July 31 (Bloomberg) -- U.S. regulators need flexibility in overseeing cross-border swaps, a lawyer for the Commodity Futures Trading Commission told a federal judge as he defended the agency’s reliance on guidance rather than formal rules in a lawsuit brought by Wall Street’s largest lobbying groups.
Congress directed the CFTC to regulate overseas trading of swaps to prevent a catastrophic market failure like the one involving American International Group Inc. in 2008, Robert Schwartz, a lawyer for the agency, said at a hearing in federal court in Washington.
The CFTC didn’t want to bind itself “with inflexible rules,” Schwartz said. “The markets change all the time. They change their business practice to avoid regulation where they believe it is in their interest.”
He asked U.S. District Judge Paul Friedman to dismiss the case, arguing that if swaps market participants prevail in court they would have “free reign to conduct their business overseas without consequences.”
The lawsuit -- also filed by the International Swaps and Derivatives Association and the Institute of International Bankers -- is one of a series of Wall Street challenges to U.S. efforts to overhaul financial regulation following the worst economic collapse since the Great Depression.
The trade groups represent Goldman Sachs Group Inc., Deutsche Bank AG, JPMorgan Chase & Co. and other swap dealers.
The 2010 Dodd-Frank Act gave the CFTC power to bring swaps, which have been traded behind closed doors, under U.S. oversight for the first time.
The question of how to apply the new regulations overseas has been among the most contentious issues in the battle between the banks and the agency over the $700 trillion global derivatives market.
The biggest banks conduct at least half their swaps business with overseas clients, according to some estimates.
Schwartz said it could take a year or more to write a rule if the CFTC guidance is thrown out.
Eugene Scalia, a lawyer representing the Securities Industry and Financial Markets Association, urged Friedman to do just that. He said the CFTC illegally set policy without considering industry comment and without weighing the costs of its actions.
SIFMA and two other financial trade groups sued the CFTC in December, challenging guidelines issued in July 2013.
While the CFTC describes the guidance as non-binding, it was crafted by the heads of the agency, contains binding statements about when certain requirements “will” apply and contains other attributes of a regulation issued through a formal process, Scalia said.

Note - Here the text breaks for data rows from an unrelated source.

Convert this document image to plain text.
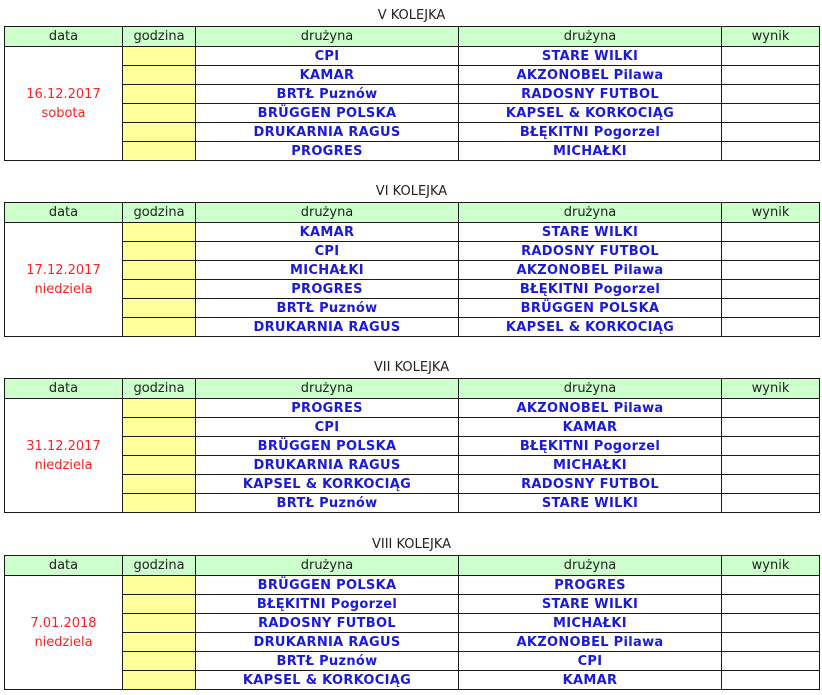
V KOLEJKA
data	godzina	drużyna	drużyna	wynik

16.12.2017
sobota		CPI	STARE WILKI	
		KAMAR	AKZONOBEL Pilawa	
		BRTŁ Puznów	RADOSNY FUTBOL	
		BRÜGGEN POLSKA	KAPSEL & KORKOCIĄG	
		DRUKARNIA RAGUS	BŁĘKITNI Pogorzel	
		PROGRES	MICHAŁKI	
VI KOLEJKA
data	godzina	drużyna	drużyna	wynik

17.12.2017
niedziela		KAMAR	STARE WILKI	
		CPI	RADOSNY FUTBOL	
		MICHAŁKI	AKZONOBEL Pilawa	
		PROGRES	BŁĘKITNI Pogorzel	
		BRTŁ Puznów	BRÜGGEN POLSKA	
		DRUKARNIA RAGUS	KAPSEL & KORKOCIĄG	
VII KOLEJKA
data	godzina	drużyna	drużyna	wynik

31.12.2017
niedziela		PROGRES	AKZONOBEL Pilawa	
		CPI	KAMAR	
		BRÜGGEN POLSKA	BŁĘKITNI Pogorzel	
		DRUKARNIA RAGUS	MICHAŁKI	
		KAPSEL & KORKOCIĄG	RADOSNY FUTBOL	
		BRTŁ Puznów	STARE WILKI	
VIII KOLEJKA
data	godzina	drużyna	drużyna	wynik

7.01.2018
niedziela		BRÜGGEN POLSKA	PROGRES	
		BŁĘKITNI Pogorzel	STARE WILKI	
		RADOSNY FUTBOL	MICHAŁKI	
		DRUKARNIA RAGUS	AKZONOBEL Pilawa	
		BRTŁ Puznów	CPI	
		KAPSEL & KORKOCIĄG	KAMAR	
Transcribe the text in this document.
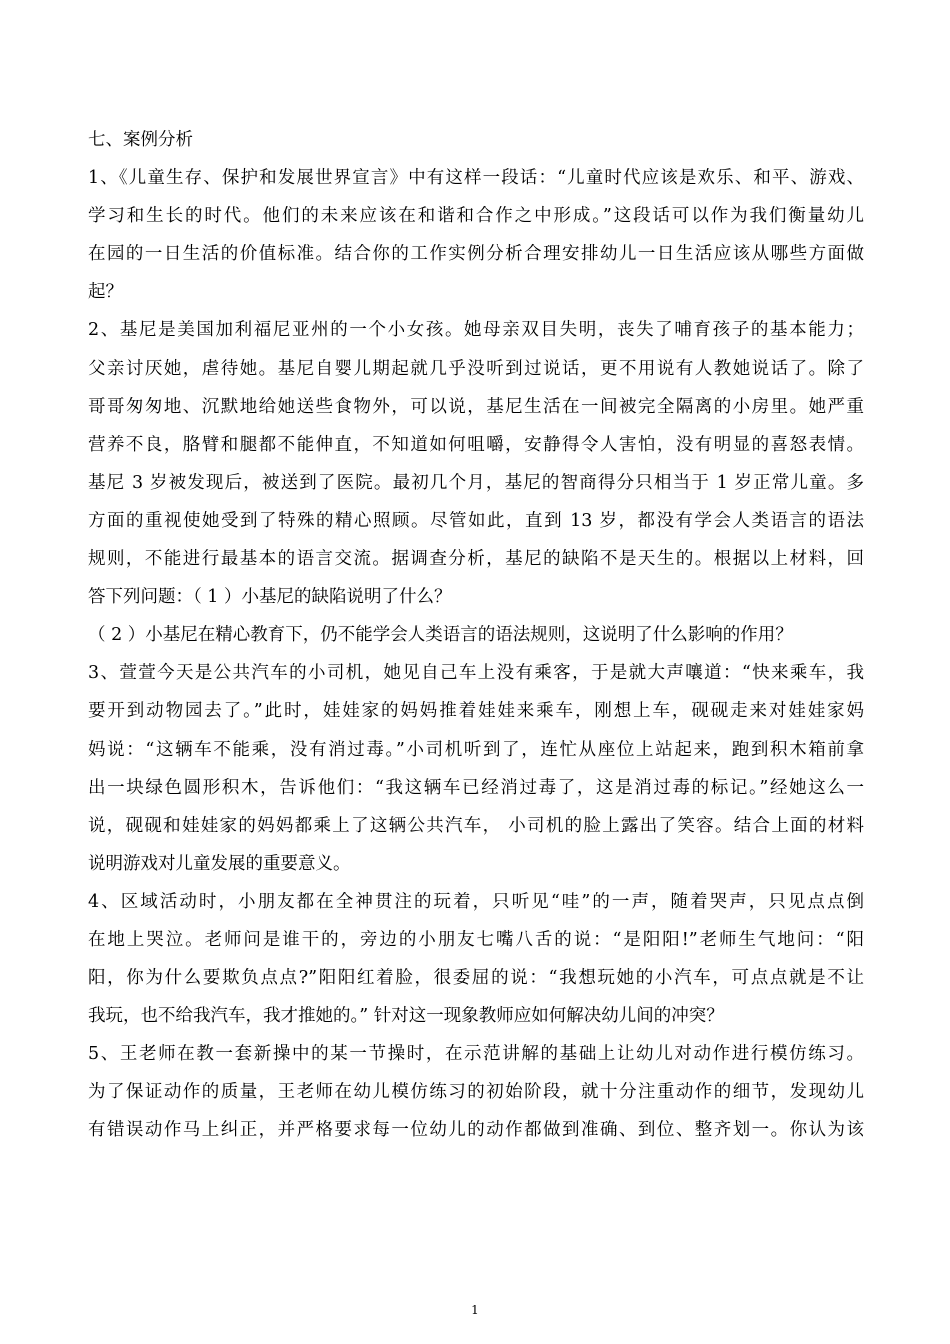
七、案例分析
1、《儿童生存、保护和发展世界宣言》中有这样一段话：“儿童时代应该是欢乐、和平、游戏、
学习和生长的时代。他们的未来应该在和谐和合作之中形成。”这段话可以作为我们衡量幼儿
在园的一日生活的价值标准。结合你的工作实例分析合理安排幼儿一日生活应该从哪些方面做
起？
2、基尼是美国加利福尼亚州的一个小女孩。她母亲双目失明，丧失了哺育孩子的基本能力；
父亲讨厌她，虐待她。基尼自婴儿期起就几乎没听到过说话，更不用说有人教她说话了。除了
哥哥匆匆地、沉默地给她送些食物外，可以说，基尼生活在一间被完全隔离的小房里。她严重
营养不良，胳臂和腿都不能伸直，不知道如何咀嚼，安静得令人害怕，没有明显的喜怒表情。
基尼 3 岁被发现后，被送到了医院。最初几个月，基尼的智商得分只相当于 1 岁正常儿童。多
方面的重视使她受到了特殊的精心照顾。尽管如此，直到 13 岁，都没有学会人类语言的语法
规则，不能进行最基本的语言交流。据调查分析，基尼的缺陷不是天生的。根据以上材料，回
答下列问题：（ 1 ）小基尼的缺陷说明了什么？
（ 2 ）小基尼在精心教育下，仍不能学会人类语言的语法规则，这说明了什么影响的作用？
3、萱萱今天是公共汽车的小司机，她见自己车上没有乘客，于是就大声嚷道：“快来乘车，我
要开到动物园去了。”此时，娃娃家的妈妈推着娃娃来乘车，刚想上车，砚砚走来对娃娃家妈
妈说：“这辆车不能乘，没有消过毒。”小司机听到了，连忙从座位上站起来，跑到积木箱前拿
出一块绿色圆形积木，告诉他们：“我这辆车已经消过毒了，这是消过毒的标记。”经她这么一
说，砚砚和娃娃家的妈妈都乘上了这辆公共汽车， 小司机的脸上露出了笑容。结合上面的材料
说明游戏对儿童发展的重要意义。
4、区域活动时，小朋友都在全神贯注的玩着，只听见“哇”的一声，随着哭声，只见点点倒
在地上哭泣。老师问是谁干的，旁边的小朋友七嘴八舌的说：“是阳阳!”老师生气地问：“阳
阳，你为什么要欺负点点?”阳阳红着脸，很委屈的说：“我想玩她的小汽车，可点点就是不让
我玩，也不给我汽车，我才推她的。” 针对这一现象教师应如何解决幼儿间的冲突？
5、王老师在教一套新操中的某一节操时，在示范讲解的基础上让幼儿对动作进行模仿练习。
为了保证动作的质量，王老师在幼儿模仿练习的初始阶段，就十分注重动作的细节，发现幼儿
有错误动作马上纠正，并严格要求每一位幼儿的动作都做到准确、到位、整齐划一。你认为该
1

“Everybody understood that this document would be treated as a rule and that’s what’s happened,” Scalia said.
It should be vacated because it didn’t follow legal requirements for rulemaking such as having a cost-benefit analysis, Scalia told Friedman. “They needed to engage in tailoring and factor in costs,” he said.
Friedman questioned lawyers for both sides about the language of the section of Dodd-Frank authorizing oversight of swaps and about the fine points of regulation, including the differences between a congressional rule, an interpretive rule and a policy statement.
Former Democratic Representative Barney Frank, an architect of the law that bears his name, and 18 other current and former members of Congress filed court papers stating that lawmakers intended overseas swaps to be regulated and that the CFTC has the authority to do so without formal rulemaking.
“The relief sought by plaintiffs would allow almost the entire global swaps market to evade United States regulation by the simple expedients of trading through a foreign subsidiary or booking the swap on a trading desk or a derivatives exchange located in another nation,” lawyers for lawmakers wrote.
The CFTC avoided a “hard and fast” rule to allow it the flexibility to apply guidance on a case-by-case basis and “prevent the evasion of the law by industry ‘innovation,’” according to the lawmakers’ filing.
The case is SIFMA v. U.S. CFTC, 13-cv-1916, U.S. District Court, District of Columbia (Washington).